Terbayang bagaimana sidik jari di-scan waktu itu, hingga aku berpikir susahnya menjadi seorang penjahat kalau sidik jari sudah terekam di kepolisan. Terbayang bagaimana ekspresi wajahku ketika hendak di foto kala itu, ekspresi datar karena dilarang senyum. Terlebih lagi biaya yang harus kukeluarkan, padahal jelas-jelas biaya itu jauh lebih besar yang seharusnya (kalau ndak salah cukup seratus ribu sesuai peraturan).
Bagaimana mungkin data yang begitu lengkap termasuk database 10 jariku, tiba-tiba hilang. Komputerisasi model apa ini? Apa hanya sekedar gaya-gayaan. Jangan heran jika ada beberapa video di Youtube dengan caption "Kiyai Ditilang - Ngamuk" menjadi tren. "Seluruh Indonesia SIM dijual, tau ngak?" bentaknya pada polisi yang hendak menilang. Tapi sayang, kenapa diberi label Kiyai, preman bersurban bisa-bisa disebut kiyai juga.
Ok, tulisan kali ini tidak membahas pak polisi atau kiyai tadi. Sesuai janji saya kepada seorang sahabat saya untuk menuliskan dunia kesehatan dan teknologinya. Cerita di atas, cukup menjadi pengantar bahwa begitu lemah sistem informasi di negeri ini, lantas bagaimana dengan dunia kesehatan? Beberapa hal berikut ini mungkin bisa menjadi bahan kajian.
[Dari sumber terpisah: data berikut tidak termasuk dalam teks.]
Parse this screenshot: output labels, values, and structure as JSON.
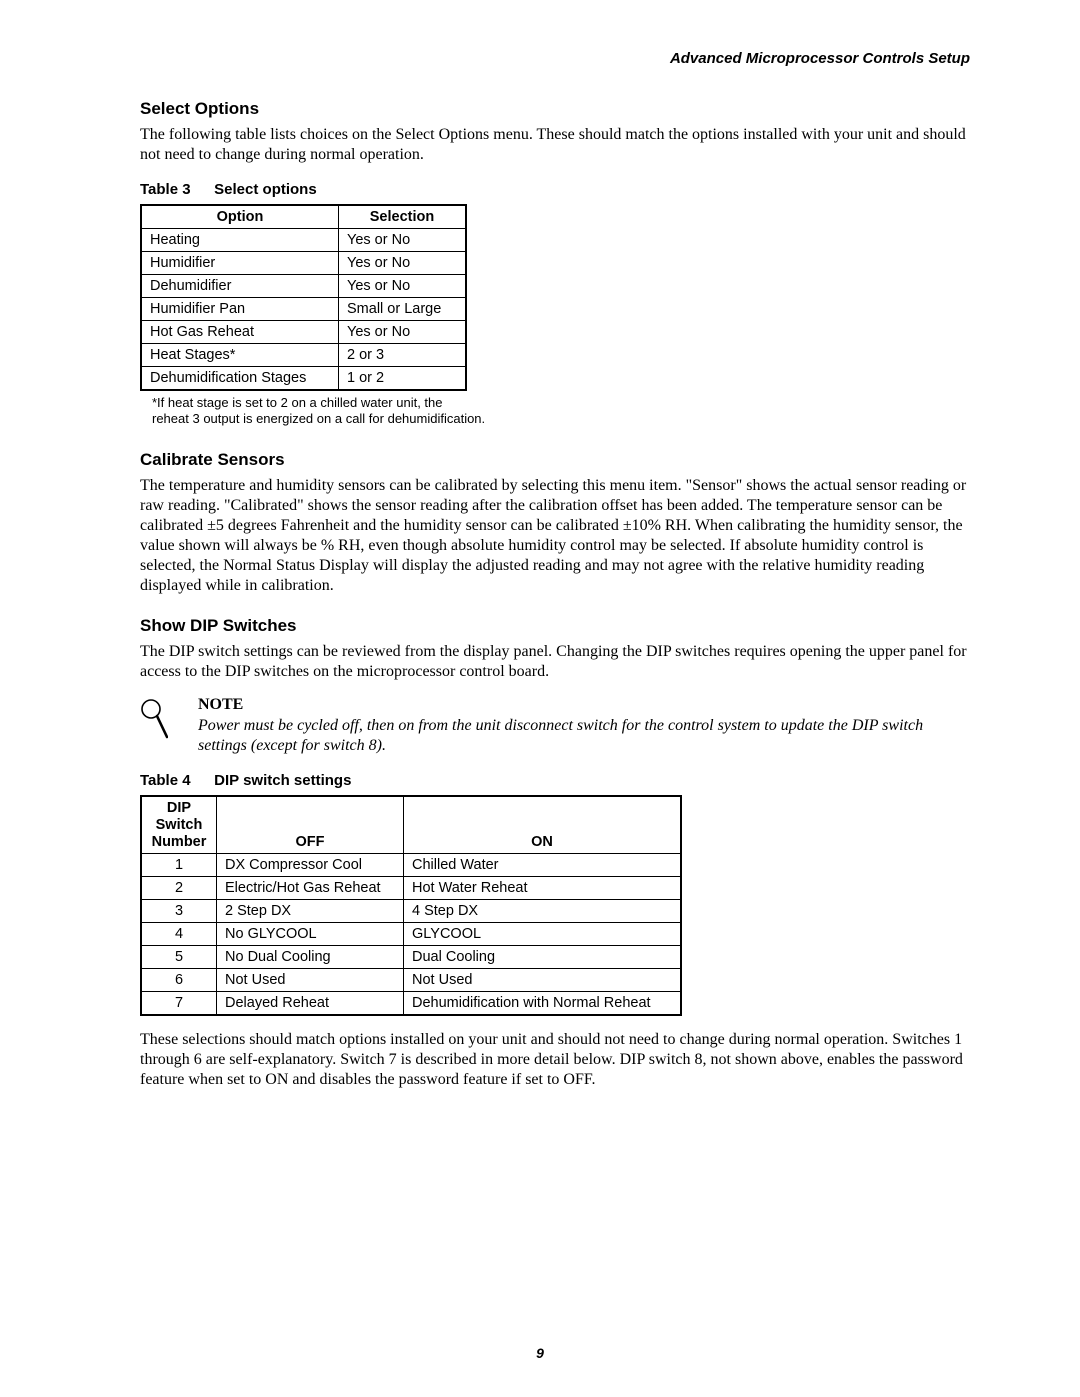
{
  "running_head": "Advanced Microprocessor Controls Setup",
  "sec1": {
    "title": "Select Options",
    "para": "The following table lists choices on the Select Options menu. These should match the options installed with your unit and should not need to change during normal operation.",
    "table_caption_label": "Table 3",
    "table_caption_title": "Select options",
    "headers": {
      "c1": "Option",
      "c2": "Selection"
    },
    "rows": [
      {
        "c1": "Heating",
        "c2": "Yes or No"
      },
      {
        "c1": "Humidifier",
        "c2": "Yes or No"
      },
      {
        "c1": "Dehumidifier",
        "c2": "Yes or No"
      },
      {
        "c1": "Humidifier Pan",
        "c2": "Small or Large"
      },
      {
        "c1": "Hot Gas Reheat",
        "c2": "Yes or No"
      },
      {
        "c1": "Heat Stages*",
        "c2": "2 or 3"
      },
      {
        "c1": "Dehumidification Stages",
        "c2": "1 or 2"
      }
    ],
    "footnote_l1": "*If heat stage is set to 2 on a chilled water unit, the",
    "footnote_l2": "reheat 3 output is energized on a call for dehumidification."
  },
  "sec2": {
    "title": "Calibrate Sensors",
    "para": "The temperature and humidity sensors can be calibrated by selecting this menu item. \"Sensor\" shows the actual sensor reading or raw reading. \"Calibrated\" shows the sensor reading after the calibration offset has been added. The temperature sensor can be calibrated ±5 degrees Fahrenheit and the humidity sensor can be calibrated ±10% RH. When calibrating the humidity sensor, the value shown will always be % RH, even though absolute humidity control may be selected. If absolute humidity control is selected, the Normal Status Display will display the adjusted reading and may not agree with the relative humidity reading displayed while in calibration."
  },
  "sec3": {
    "title": "Show DIP Switches",
    "para": "The DIP switch settings can be reviewed from the display panel. Changing the DIP switches requires opening the upper panel for access to the DIP switches on the microprocessor control board.",
    "note_title": "NOTE",
    "note_body": "Power must be cycled off, then on from the unit disconnect switch for the control system to update the DIP switch settings (except for switch 8).",
    "table_caption_label": "Table 4",
    "table_caption_title": "DIP switch settings",
    "headers": {
      "c1a": "DIP",
      "c1b": "Switch",
      "c1c": "Number",
      "c2": "OFF",
      "c3": "ON"
    },
    "rows": [
      {
        "c1": "1",
        "c2": "DX Compressor Cool",
        "c3": "Chilled Water"
      },
      {
        "c1": "2",
        "c2": "Electric/Hot Gas Reheat",
        "c3": "Hot Water Reheat"
      },
      {
        "c1": "3",
        "c2": "2 Step DX",
        "c3": "4 Step DX"
      },
      {
        "c1": "4",
        "c2": "No GLYCOOL",
        "c3": "GLYCOOL"
      },
      {
        "c1": "5",
        "c2": "No Dual Cooling",
        "c3": "Dual Cooling"
      },
      {
        "c1": "6",
        "c2": "Not Used",
        "c3": "Not Used"
      },
      {
        "c1": "7",
        "c2": "Delayed Reheat",
        "c3": "Dehumidification with Normal Reheat"
      }
    ],
    "para2": "These selections should match options installed on your unit and should not need to change during normal operation. Switches 1 through 6 are self-explanatory. Switch 7 is described in more detail below. DIP switch 8, not shown above, enables the password feature when set to ON and disables the password feature if set to OFF."
  },
  "page_number": "9"
}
Dunia Kesehatan dan Teknologi
Masalah penggunaan teknologi bukan saja melanda dunia kesehatan. Bahkan seluruh sektor dilanda "gaptek massal". Database penduduk-pun yang menjadi landasan setiap pengambilan kebijakan masih diragukan kebenarannya oleh berbagai pihak. Di sektor kesehatan, lemahnya penggunaan tenoklogi tepat guna menjadi salah satu faktor lemahnya pengambilan kebijakan kesehatan, karena tidak adanya dukungan evidence-base berbasis data lapangan.